As we touched on in an earlier post, IUSD continues to explore new technologies in and out of the classroom, with the intent of leveraging the talents of its staff and engaging students.
Well, student engagement was definitely on the mind of one Plaza Vista School teacher, who recently asked kids to come up with their own technological innovations for the school’s first-ever Technology Applied Science Fair. Nearly 100 students in grades three through eight accepted Scott Bedley’s challenge, developing their own software, apps and websites for the contest.
“When I developed the Technology Applied Science Fair I wasn’t sure how many students would be interested in being part of an optional computer technology competition,” says Bedley, who teaches fifth-graders at P.V. “I’m so proud of the number of students who stepped up to the challenge and shared their passion, ideas and creativity.”

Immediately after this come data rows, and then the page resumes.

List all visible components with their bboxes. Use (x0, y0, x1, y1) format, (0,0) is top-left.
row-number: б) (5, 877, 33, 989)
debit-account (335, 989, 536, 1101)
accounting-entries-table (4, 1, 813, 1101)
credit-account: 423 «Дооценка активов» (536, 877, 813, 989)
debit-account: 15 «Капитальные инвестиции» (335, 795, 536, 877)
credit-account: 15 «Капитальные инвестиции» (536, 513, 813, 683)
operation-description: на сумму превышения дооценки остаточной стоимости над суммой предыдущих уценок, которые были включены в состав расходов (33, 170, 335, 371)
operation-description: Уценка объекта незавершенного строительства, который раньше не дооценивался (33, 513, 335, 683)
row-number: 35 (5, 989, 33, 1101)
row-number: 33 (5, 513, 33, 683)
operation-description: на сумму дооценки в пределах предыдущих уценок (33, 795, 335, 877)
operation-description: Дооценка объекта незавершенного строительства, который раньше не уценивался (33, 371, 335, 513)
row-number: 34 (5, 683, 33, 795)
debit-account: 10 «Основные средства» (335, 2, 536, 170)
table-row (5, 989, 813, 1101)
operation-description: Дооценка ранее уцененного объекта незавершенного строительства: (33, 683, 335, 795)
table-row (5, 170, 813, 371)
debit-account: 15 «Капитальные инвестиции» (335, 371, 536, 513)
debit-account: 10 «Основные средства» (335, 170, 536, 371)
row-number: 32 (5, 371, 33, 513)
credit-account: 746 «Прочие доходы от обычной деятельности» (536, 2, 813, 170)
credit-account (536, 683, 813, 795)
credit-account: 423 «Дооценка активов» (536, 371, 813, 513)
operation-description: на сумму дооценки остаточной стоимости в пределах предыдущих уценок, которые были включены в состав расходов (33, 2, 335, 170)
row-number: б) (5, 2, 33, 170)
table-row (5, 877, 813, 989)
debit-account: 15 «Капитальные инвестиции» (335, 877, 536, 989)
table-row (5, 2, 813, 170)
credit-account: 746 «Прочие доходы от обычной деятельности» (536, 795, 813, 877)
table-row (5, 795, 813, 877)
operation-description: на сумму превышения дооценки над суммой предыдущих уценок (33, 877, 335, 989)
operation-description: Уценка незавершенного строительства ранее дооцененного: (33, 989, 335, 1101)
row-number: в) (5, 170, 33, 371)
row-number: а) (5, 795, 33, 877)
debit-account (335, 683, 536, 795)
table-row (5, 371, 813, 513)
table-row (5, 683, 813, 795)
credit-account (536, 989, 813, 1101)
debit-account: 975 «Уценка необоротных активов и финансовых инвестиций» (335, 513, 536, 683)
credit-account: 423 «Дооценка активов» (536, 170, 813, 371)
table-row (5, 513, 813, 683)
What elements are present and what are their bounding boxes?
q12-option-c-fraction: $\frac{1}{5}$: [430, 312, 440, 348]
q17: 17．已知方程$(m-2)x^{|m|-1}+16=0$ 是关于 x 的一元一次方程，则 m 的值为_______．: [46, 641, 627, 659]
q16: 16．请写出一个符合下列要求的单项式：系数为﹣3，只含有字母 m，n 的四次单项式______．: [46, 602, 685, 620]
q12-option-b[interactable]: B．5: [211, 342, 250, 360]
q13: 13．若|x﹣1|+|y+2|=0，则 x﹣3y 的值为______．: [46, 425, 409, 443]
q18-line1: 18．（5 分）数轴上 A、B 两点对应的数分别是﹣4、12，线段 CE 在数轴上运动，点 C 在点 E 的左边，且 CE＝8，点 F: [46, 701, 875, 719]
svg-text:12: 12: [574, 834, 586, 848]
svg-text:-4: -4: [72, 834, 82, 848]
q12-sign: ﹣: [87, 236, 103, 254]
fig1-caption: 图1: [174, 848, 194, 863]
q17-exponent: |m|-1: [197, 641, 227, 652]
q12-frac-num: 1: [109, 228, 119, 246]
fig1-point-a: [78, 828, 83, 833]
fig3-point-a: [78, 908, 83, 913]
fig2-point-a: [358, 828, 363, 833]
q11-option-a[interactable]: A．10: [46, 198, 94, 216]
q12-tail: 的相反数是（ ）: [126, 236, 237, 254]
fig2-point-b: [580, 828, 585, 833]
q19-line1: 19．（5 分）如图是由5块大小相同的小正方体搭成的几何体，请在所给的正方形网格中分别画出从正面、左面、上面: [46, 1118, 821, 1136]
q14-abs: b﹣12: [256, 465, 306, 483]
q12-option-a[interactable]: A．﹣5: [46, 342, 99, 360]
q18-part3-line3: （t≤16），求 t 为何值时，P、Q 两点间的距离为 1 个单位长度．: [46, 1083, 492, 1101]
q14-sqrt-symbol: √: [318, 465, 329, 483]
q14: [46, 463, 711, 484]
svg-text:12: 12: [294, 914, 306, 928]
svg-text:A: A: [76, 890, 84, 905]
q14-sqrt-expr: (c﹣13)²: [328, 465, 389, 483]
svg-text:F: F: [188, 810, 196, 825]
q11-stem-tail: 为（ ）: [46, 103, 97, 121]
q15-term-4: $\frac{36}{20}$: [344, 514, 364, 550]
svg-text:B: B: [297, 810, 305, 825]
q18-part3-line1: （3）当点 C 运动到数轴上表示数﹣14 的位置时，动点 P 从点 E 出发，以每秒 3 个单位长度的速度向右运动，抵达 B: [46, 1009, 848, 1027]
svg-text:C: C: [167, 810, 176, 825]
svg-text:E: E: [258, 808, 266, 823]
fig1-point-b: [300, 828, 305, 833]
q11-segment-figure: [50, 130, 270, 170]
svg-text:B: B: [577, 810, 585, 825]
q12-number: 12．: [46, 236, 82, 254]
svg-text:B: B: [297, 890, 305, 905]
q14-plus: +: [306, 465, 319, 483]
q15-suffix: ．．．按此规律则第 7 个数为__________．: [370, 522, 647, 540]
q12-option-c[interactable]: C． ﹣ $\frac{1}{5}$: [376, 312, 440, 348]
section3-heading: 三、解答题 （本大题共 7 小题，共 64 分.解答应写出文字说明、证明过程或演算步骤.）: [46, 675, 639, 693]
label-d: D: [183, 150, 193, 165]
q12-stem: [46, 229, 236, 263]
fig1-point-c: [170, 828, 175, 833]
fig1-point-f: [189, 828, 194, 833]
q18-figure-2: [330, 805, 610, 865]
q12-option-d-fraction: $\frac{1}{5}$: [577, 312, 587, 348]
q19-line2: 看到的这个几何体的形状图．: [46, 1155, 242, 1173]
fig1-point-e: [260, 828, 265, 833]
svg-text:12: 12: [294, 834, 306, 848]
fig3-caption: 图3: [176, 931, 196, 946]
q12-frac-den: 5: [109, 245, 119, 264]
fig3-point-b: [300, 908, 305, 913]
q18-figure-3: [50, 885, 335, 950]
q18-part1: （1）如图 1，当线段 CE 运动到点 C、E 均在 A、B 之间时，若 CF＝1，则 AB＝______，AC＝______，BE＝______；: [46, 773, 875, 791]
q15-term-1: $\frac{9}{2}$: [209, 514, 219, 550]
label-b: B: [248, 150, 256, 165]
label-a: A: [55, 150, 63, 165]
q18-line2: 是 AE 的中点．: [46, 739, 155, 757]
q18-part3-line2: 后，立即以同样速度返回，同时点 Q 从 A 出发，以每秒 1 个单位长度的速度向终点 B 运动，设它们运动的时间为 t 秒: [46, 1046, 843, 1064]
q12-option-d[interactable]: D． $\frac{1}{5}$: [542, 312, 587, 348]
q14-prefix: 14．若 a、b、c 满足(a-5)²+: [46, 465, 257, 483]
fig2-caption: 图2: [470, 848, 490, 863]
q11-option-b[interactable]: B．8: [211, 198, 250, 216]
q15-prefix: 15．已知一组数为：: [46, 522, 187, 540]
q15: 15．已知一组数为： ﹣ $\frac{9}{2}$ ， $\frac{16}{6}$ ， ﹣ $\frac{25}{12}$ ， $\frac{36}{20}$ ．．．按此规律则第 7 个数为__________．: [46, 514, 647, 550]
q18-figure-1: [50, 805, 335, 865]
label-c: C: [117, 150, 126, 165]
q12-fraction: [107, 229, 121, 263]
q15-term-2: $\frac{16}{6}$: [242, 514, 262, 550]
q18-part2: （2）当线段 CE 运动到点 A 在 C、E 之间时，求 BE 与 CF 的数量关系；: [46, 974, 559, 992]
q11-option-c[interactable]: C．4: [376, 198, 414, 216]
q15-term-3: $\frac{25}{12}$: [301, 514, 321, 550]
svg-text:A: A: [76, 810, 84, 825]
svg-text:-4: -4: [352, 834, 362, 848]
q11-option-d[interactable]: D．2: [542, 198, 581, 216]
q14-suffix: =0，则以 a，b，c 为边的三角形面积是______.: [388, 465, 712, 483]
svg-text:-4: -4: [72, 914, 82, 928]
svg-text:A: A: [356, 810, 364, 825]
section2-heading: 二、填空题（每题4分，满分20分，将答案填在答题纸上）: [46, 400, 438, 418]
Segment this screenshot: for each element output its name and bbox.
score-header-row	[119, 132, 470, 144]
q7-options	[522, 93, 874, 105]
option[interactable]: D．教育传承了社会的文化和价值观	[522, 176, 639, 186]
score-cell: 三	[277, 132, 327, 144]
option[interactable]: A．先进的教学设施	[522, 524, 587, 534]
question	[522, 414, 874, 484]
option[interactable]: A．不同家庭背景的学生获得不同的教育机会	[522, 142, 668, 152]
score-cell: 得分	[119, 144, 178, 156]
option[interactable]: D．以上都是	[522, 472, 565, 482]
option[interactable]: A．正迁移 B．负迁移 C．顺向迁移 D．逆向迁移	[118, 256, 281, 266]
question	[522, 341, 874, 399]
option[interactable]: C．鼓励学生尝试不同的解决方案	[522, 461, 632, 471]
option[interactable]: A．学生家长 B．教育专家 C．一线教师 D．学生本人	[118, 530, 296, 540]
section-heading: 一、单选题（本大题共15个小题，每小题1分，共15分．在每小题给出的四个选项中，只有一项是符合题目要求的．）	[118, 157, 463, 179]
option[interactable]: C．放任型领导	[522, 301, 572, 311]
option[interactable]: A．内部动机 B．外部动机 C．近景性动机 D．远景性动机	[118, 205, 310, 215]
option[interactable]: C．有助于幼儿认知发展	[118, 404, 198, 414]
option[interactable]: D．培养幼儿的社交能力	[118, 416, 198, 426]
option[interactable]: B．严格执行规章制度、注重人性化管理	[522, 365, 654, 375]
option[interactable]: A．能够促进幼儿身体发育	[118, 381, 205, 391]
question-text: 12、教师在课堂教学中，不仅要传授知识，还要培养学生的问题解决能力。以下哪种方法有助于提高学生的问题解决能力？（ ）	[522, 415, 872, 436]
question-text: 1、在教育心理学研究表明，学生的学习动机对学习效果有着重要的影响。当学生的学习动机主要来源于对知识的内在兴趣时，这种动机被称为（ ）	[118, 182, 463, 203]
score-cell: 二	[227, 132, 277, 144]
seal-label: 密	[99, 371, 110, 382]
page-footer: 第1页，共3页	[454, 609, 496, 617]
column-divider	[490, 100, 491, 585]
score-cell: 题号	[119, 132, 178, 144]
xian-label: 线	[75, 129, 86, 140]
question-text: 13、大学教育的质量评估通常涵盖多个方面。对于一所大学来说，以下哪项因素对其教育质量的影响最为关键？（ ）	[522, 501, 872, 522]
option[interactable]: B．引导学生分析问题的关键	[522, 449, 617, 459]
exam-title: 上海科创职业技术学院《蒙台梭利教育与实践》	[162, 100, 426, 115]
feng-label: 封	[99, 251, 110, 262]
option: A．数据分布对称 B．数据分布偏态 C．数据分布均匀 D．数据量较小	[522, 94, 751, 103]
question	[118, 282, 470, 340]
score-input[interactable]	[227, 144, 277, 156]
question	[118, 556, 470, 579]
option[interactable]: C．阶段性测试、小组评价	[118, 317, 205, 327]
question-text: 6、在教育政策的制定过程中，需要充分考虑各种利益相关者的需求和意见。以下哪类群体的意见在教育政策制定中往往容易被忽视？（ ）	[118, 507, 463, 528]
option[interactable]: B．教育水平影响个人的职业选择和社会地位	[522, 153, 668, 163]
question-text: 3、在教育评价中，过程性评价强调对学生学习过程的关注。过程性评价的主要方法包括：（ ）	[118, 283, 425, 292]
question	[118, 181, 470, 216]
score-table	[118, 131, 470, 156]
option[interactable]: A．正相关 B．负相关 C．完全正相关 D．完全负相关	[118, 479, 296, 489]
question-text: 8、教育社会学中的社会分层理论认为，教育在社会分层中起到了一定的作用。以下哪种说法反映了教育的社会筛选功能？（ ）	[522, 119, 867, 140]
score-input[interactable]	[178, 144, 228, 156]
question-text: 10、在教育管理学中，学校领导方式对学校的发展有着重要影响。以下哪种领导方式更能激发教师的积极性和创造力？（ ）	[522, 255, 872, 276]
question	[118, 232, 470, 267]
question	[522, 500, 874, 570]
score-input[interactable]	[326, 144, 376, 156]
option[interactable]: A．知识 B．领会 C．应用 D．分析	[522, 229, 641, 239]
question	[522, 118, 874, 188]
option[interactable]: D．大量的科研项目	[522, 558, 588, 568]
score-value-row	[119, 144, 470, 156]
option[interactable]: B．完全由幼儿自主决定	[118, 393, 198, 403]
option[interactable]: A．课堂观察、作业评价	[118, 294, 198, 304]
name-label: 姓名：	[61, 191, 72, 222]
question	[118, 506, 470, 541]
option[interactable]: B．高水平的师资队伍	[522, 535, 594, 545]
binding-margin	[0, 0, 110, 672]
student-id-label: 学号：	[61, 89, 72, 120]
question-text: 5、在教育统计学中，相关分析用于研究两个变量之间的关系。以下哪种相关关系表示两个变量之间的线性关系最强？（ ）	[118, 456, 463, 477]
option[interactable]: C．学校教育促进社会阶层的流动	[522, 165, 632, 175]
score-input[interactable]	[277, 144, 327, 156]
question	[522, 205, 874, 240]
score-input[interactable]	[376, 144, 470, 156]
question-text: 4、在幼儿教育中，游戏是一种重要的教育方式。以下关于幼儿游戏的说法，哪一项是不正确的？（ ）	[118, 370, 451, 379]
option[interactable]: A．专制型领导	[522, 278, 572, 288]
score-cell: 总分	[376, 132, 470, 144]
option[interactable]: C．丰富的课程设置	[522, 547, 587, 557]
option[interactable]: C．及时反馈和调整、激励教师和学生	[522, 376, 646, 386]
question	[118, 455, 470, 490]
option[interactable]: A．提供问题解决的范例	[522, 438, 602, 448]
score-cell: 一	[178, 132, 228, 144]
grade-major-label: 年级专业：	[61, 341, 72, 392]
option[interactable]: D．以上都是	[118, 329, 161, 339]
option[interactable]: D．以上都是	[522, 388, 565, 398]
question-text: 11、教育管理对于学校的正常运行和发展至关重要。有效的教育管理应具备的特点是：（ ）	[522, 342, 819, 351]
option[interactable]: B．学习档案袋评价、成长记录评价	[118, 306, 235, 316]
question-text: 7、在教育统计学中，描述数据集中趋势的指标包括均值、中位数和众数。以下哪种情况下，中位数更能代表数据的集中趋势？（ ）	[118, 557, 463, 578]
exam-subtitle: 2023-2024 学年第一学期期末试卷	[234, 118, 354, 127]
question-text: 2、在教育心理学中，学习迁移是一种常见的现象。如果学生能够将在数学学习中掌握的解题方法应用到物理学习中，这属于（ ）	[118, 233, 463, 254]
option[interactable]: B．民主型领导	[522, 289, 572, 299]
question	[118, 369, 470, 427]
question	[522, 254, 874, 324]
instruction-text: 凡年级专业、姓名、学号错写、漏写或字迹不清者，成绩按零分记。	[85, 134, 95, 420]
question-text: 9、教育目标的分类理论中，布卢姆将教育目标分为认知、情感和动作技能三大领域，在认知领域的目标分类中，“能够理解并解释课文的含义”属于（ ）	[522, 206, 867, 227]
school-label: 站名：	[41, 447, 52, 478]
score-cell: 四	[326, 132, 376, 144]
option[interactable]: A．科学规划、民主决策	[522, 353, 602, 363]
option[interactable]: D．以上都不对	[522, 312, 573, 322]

Students ages eight to 14 signed up for the fair back in September either as individuals or as teams, tackling one of three categories: “Innovative Ideas,” “Innovative Use” or “Innovative Creation.” Their projects were presented in December, and the entries were judged by tech heavyweights from Blizzard Entertainment, Broadcom, Google, Honda and, of course, IUSD.
On Jan. 24, 18 finalists were announced at the fair’s inaugural awards ceremony. The top three teams learned they’ll be taking a field trip to Google’s Irvine offices, where they’ll get to take a tour, have lunch in the commissary and chat with Google engineers about their projects.
Abhishek Duvvuri was the fair’s school-wide winner. He developed a website for non-profit organizations designed to promote social interaction on a global scale.
Ty Karaoguz and Rohan Sepahi, who teamed up for one of the top-scoring projects, created a better way to view computer-based devices for those who would normally require prescription eyewear.
Finalists Adharsh Subramanian, Rithik Goel, Rishub Goel and Ali El Shantaly came up with a project that connects people with local charities to help others.
As for Bedley, he says he’s always looking for ways to motivate students through innovative educational practices, and he built the fair around three words: Create. Innovate. Demonstrate.
“I look for ways we can enrich the learning experience through project-based activities,” he says, “and when coupled with competition it better prepares students to compete globally. Competition is one of the key factors that made America so successful.”
As such, Bedley says he hopes to pilot another TAS Fair at the high school level. Eventually, he says, he’d like to see a yearly competition with projects from kindergarten through the 12th grade, and in the meantime he has offered to help other schools coordinate their own site-based fairs. (Educators who want to contact Bedley can do so by emailing him at ScottBedley@iusd.org.)
“I’m looking to form some partnerships and am so thankful for the support from the people at Google and the Vasur Foundation during this pilot process,” he says. “I’m hoping to connect with some universities, businesses and those whose goal is to empower our students through competition, higher-level thinking and creativity.”
“Without school district leadership that values innovation and trusts their teachers, creating and implementing a successful project such as the TAS Fair would have been challenging,” Bedley says. “I’m so thankful to leaders like our Superintendent Terry Walker; my principal, Heather Phillips; and the amazingly dedicated teachers at Plaza Vista for being open and supportive in finding new ways we can positively impact students.”